"The world is too much with us; late and soon,
Getting and spending, we lay waste our powers;—
Little we see in Nature that is ours. . . ."
William Wordsworth, 1802
We can put politics aside for one day and reflect, as Wordsworth suggested, on the natural world.
Today is the shortest day of the year in the Northern Hemisphere.
In Medford, Oregon, just north of the 42nd degree of latitude, the day length is 9:04:48; nine hours, four minutes, and 48 seconds. Tomorrow it will be 9:04:49, one second longer. The day after it will be another four seconds longer. If you aren't noticing much difference in the length of days about now, you aren't imagining it. It is real. For 25 days, from December 9 (9:09:42) through January 2 (also 9:09:42) day-length fluctuates within a 5 minute band.
Boston, Massachusetts is at almost exactly the same latitude, and its day length is similar: 9:04:35 today, with the same five minute, plus or minus spread of day lengths, again from December 9 through January 2.
Sunset times on one's clock differ because of where a place is within a time zone band. The sun sets in Medford at 4:42 p.m. Pacific Time but it happens much earlier in Boston, at 4:14 p.m. Eastern Time.
For comparison, Miami, which is closer to the equator, has less fluctuation in the lengths of days through the seasons. Miami will have 10:31:48 in daylight hours, almost an hour and a half more than Medford or Boston. The day length will be within that five-minute plus-or-minus spread for 33 days in Miami.
This pattern is reversed at the summer solstice. Miami has 13 hours and 30 minutes of daylight (13:30) while Medford and Boston have an hour and 46 minutes more: Medford with 15:16:50: Boston with 15:17:04.

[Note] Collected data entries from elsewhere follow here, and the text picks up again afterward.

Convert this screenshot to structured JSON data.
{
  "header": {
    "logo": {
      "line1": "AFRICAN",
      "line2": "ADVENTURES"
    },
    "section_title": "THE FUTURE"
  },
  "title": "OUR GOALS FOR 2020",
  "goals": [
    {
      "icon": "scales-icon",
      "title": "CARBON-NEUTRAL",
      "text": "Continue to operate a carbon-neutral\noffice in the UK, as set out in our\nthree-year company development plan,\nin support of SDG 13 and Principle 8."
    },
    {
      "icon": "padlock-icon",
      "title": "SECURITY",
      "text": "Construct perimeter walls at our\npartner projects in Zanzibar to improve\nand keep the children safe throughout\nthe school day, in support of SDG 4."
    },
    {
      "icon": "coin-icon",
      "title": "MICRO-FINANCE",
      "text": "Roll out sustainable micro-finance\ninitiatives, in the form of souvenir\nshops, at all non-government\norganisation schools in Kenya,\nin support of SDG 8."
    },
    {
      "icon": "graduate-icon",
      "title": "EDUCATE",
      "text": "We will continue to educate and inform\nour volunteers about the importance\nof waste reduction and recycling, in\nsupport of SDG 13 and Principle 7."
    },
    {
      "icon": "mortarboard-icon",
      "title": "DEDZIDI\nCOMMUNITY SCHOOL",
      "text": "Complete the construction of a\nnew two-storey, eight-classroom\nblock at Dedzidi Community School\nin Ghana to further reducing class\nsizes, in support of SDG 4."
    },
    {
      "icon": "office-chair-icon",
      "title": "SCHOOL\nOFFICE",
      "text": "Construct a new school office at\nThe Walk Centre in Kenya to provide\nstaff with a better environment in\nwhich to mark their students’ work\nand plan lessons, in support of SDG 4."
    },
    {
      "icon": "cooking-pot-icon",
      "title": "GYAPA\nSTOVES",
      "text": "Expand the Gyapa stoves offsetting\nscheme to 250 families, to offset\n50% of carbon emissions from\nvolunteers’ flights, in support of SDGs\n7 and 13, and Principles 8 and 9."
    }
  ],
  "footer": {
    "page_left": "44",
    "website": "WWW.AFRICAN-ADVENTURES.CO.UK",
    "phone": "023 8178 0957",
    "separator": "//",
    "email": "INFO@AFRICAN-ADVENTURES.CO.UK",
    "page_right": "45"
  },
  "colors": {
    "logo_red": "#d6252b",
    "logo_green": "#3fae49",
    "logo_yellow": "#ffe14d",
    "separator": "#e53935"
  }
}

Day lengths are not intuitive unless one thinks hard about spheres and what one may remember about tangents from high school math. In Medford and Boston, with a difference in day length between midwinter and midsummer of six hours and 10 minutes, the days need to allocate those 370 minutes over 183 days. In midwinter or midsummer the day lengths are nearly flat for a full month. The time is made up at the at the equinoxes. Day length in March changes almost 3 minutes per day. The shoulder-months of February and April, and of August and October have daylight gains and losses of over two and a half minutes.
Sunset times might break into our conscious observations because we are awake and doing time-sensitive things like leaving work, making dinner, and watching scheduled shows on TV. Sunset in Boston is at 5:33 on March 1 and 7:08 on March 31. Sunset changes from 6:02 p.m. to 7:36 p.m. during March in Medford. A big difference.
Wordsworth wrote about the alienating effect of the Industrial Revolution gathering steam around him in England. He thought "we were giving our hearts away, a sordid boon!" Get your sanity and soul back, he said. Observe nature.
This is the era of screens: The desktop screen where I am typing now, my laptops, I-pads, phone, the TV. My cars have screens along with warnings not to look at them. Look at the road instead, it warns. Good idea.
Notice nature. One way to do that is to plant a garden. We don't need the produce as much as we need the time in nature. Prepare now. Buy seeds. The days are getting longer.
Note: all times shown are standard time. There are multiple daylight/sunset sites. Here is one. Here is another.
Peter, how fun to read your supremely detailed explanation of why I am so looking forward to tomorrow knowing that the day will be longer, even by one second. Having lived in different parts of the country, I have been aware of differences in timing but had no idea about the extent of them in some cases. Thank you for making my shortest day an enjoyable one!
My brother-in-law lives in Bali which is practically right on the equator. Sunrise and sunset (7 a.m. and 7 p.m.) vary only five minutes for the entire year. Showed me a whole new meaning for the word "regularity."